= Noticiero Digital =

Venezuelan online news website

Noticiero Digital is a Venezuelan news and opinion website headquartered in Caracas, described by Reporters Without Borders as "a popular website that is critical of President Hugo Chávez". According to its former editor, Roger Santodomingo, Noticiero Digital became popular after the government of Venezuela decided not to renew the broadcast license of cable television network RCTV, saying: "It has become [a] forum for comment that is virtually out of its own management's control because of its totally open nature." As of June 2007, it had 45,000 registered users.

==Allegations by the Venezuelan government==
===Funding===
In May 2007, Noticiero Digital journalists, along with colleagues from RCTV and Globovision, were accused of being employed by the U.S. Central Intelligence Agency (CIA) to destabilize the Chávez government.
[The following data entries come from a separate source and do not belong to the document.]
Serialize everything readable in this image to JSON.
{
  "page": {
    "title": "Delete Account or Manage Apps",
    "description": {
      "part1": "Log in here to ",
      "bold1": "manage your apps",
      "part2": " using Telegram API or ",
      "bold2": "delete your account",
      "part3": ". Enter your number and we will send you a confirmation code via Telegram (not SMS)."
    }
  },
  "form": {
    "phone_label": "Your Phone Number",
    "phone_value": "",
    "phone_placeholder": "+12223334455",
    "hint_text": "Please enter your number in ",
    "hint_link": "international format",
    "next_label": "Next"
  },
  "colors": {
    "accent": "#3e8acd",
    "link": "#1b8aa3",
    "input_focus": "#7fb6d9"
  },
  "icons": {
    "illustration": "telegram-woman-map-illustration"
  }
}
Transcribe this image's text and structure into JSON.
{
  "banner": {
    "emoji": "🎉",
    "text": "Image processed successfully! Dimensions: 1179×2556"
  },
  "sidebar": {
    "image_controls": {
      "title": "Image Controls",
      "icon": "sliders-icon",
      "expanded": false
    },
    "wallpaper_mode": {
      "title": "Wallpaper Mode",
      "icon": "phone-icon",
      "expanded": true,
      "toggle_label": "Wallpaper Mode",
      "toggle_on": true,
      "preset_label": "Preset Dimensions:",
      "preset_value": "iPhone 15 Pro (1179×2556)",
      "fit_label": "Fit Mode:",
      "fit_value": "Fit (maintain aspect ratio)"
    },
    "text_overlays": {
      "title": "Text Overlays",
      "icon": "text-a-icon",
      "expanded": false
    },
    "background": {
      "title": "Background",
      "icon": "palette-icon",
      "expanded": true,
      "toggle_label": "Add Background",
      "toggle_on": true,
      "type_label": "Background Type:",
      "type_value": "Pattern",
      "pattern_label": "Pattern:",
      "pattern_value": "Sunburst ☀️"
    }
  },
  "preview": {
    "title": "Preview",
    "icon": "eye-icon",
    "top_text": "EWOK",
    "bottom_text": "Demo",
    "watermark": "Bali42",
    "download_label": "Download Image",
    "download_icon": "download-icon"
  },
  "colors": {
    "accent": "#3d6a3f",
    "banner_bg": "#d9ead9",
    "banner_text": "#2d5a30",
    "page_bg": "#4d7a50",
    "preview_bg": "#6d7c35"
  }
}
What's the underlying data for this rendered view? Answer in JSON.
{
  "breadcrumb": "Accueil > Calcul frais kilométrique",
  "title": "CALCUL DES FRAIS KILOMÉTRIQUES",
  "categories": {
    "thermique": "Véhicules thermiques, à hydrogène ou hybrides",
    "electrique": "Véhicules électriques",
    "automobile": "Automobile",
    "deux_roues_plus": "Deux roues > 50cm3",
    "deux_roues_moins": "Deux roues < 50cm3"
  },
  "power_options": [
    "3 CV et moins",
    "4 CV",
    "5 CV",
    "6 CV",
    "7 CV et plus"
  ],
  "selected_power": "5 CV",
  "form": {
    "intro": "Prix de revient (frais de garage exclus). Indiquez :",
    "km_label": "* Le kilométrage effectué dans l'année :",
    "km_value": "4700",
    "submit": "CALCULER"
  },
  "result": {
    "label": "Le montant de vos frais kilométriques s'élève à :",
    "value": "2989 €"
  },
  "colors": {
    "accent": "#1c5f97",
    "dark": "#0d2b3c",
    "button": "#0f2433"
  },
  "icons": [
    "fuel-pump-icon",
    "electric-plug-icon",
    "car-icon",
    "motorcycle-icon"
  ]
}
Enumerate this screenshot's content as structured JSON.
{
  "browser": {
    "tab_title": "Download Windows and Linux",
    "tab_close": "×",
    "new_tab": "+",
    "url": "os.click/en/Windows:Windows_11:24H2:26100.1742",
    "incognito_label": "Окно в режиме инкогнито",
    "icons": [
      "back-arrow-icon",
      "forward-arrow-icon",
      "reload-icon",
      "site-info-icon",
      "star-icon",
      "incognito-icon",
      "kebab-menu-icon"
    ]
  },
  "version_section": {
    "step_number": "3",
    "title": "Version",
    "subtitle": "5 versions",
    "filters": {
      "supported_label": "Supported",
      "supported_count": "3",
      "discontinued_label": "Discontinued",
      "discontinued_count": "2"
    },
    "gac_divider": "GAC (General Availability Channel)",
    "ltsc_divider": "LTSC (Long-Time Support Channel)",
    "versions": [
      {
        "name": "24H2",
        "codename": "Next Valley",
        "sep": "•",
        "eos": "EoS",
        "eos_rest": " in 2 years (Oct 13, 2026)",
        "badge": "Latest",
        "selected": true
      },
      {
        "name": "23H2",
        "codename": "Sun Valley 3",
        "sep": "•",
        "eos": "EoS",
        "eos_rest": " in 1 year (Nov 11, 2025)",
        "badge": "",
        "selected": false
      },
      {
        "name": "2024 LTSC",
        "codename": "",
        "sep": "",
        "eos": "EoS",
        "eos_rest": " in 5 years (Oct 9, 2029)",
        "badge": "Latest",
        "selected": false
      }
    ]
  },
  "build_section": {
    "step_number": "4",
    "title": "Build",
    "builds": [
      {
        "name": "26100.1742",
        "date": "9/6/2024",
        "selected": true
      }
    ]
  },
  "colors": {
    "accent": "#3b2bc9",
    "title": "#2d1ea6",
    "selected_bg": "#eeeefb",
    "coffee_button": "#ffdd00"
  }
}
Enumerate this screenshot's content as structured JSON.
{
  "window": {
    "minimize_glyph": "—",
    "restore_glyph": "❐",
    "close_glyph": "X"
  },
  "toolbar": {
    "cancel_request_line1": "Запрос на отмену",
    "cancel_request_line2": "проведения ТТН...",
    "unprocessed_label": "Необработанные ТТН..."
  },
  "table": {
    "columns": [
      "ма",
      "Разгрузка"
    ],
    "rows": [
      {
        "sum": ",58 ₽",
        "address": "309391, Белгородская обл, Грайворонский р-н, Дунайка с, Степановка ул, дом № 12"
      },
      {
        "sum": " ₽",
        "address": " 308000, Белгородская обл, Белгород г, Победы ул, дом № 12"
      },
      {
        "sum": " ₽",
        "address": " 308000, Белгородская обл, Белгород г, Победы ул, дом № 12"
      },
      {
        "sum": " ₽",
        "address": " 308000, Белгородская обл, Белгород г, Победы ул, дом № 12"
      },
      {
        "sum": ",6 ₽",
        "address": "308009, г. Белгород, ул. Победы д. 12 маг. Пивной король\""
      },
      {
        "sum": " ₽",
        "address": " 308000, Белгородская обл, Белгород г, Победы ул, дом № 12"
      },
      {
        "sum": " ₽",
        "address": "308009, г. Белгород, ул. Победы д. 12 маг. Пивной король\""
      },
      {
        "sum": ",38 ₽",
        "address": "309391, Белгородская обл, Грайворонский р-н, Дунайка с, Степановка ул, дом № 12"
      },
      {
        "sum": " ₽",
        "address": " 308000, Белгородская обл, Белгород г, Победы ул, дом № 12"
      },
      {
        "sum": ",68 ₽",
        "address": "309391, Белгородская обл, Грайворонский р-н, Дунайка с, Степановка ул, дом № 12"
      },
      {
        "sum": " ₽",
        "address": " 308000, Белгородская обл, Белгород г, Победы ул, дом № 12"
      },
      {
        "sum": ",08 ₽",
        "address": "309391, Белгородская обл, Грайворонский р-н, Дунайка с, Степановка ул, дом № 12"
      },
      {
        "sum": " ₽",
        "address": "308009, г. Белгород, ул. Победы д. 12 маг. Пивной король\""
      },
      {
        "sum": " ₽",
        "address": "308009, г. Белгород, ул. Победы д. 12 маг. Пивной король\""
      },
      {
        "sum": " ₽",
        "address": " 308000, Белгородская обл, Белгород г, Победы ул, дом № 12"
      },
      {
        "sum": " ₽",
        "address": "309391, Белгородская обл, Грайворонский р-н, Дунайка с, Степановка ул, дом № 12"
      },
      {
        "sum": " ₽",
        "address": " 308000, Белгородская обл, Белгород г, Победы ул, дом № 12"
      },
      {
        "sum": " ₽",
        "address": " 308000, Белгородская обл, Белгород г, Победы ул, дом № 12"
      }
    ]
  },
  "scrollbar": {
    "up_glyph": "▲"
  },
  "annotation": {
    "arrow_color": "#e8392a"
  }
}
The accusations were initially made by television show host Mario Silva, who claimed that the U.S. government funded the writers; the "pro-government newspaper" Diario VEA later stated that the writers were receiving CIA funding, though they deny the accusations.

Three days later Chávez supporter and writer Eva Golinger showed records that she alleges show the journalists had received "money in 2003 under specialization courses and cultural exchanges financed by several international cooperation agencies of the United States".

The journalists deny receiving funding from the CIA. The International Freedom of Expression eXchange (IFEX) says "there is no evidence of links between international cooperation agencies and the CIA"; one of the accused journalists participated in a cultural exchange program called "Investigative Journalism" and another attended a program called "The role of social communication media in democracy".

===Editor resigns===
In May 2007, Venezuela's Attorney General accused Noticiero Digital of "attempting to instigate the assassination of the president and of receiving funding from the US State Department to destabilize the government". Santodomingo, the former editor, said that "the investigation has been prompted by his publication of an opinion poll in which the option of assassinating President Hugo Chávez was offered as a possible response to the question: 'What is the way out of this crisis?' The option received 30 percent of the votes."

Santodomingo resigned in July 2007 after purported attacks and smears against him, and threats against his son, who was seven years old at the time. A message calling Santodomingo a "traitor to his country" was found in his son's school report card, leading Santodomingo to ask for protection for his son from the National Council for Children's Rights. A few days following his resignation, his car exploded and was destroyed outside his home.

===Forum posts===
In March 2010, Chávez accused Noticiero Digital forums of falsely publishing that two of Chávez's political allies had been assassinated. Calling the publication a crime, Chávez called for restrictions on speech over the Internet, and for Venezuela's attorney general to take action against Noticiero Digital. Chávez said: "The Internet can't be something free where anything can be done and said. No, every country has to impose its rules and regulations."

The magazine Variety reported that Noticiero Digital responded that the reports "were posted by unauthorized bloggers and suspect that they were planted by the government". According to Venezuela's El Universal, Noticiero Digital responded to the charges by saying that "messages in the forum are the opinions and expressions of its authors and not of the administrators or moderators" and that the two posts mentioning assassinations had been removed within hours and the users posting them permanently suspended.

The government was accused in the media of attempting to regulate the internet and a Reporters Without Borders spokesperson said the Noticiero Digital case was a "pretext for the government to legitimize the regulation of [the Internet]". Chávez inaugurated 24 community Internet centers, and, according to Business Week accused the opposition of spreading "lies about increased online censorship", saying "There’s a story around the world that I want to eliminate Internet, no, we want to transfer power and knowledge to the people through Internet. There have been counter revolutions and coups online. We need to use these tools to wage the Internet war, the online battle."

In support of Chávez, "who questioned the news website Noticiero Digital for spreading false information about the alleged death of the Minister of Public Works and Housing, Diosdado Cabello, and pro-government TV anchor Mario Silva", the National Assembly of Venezuela appointed a committee to investigate webmasters who commit crimes, but denied plans to regulate the internet.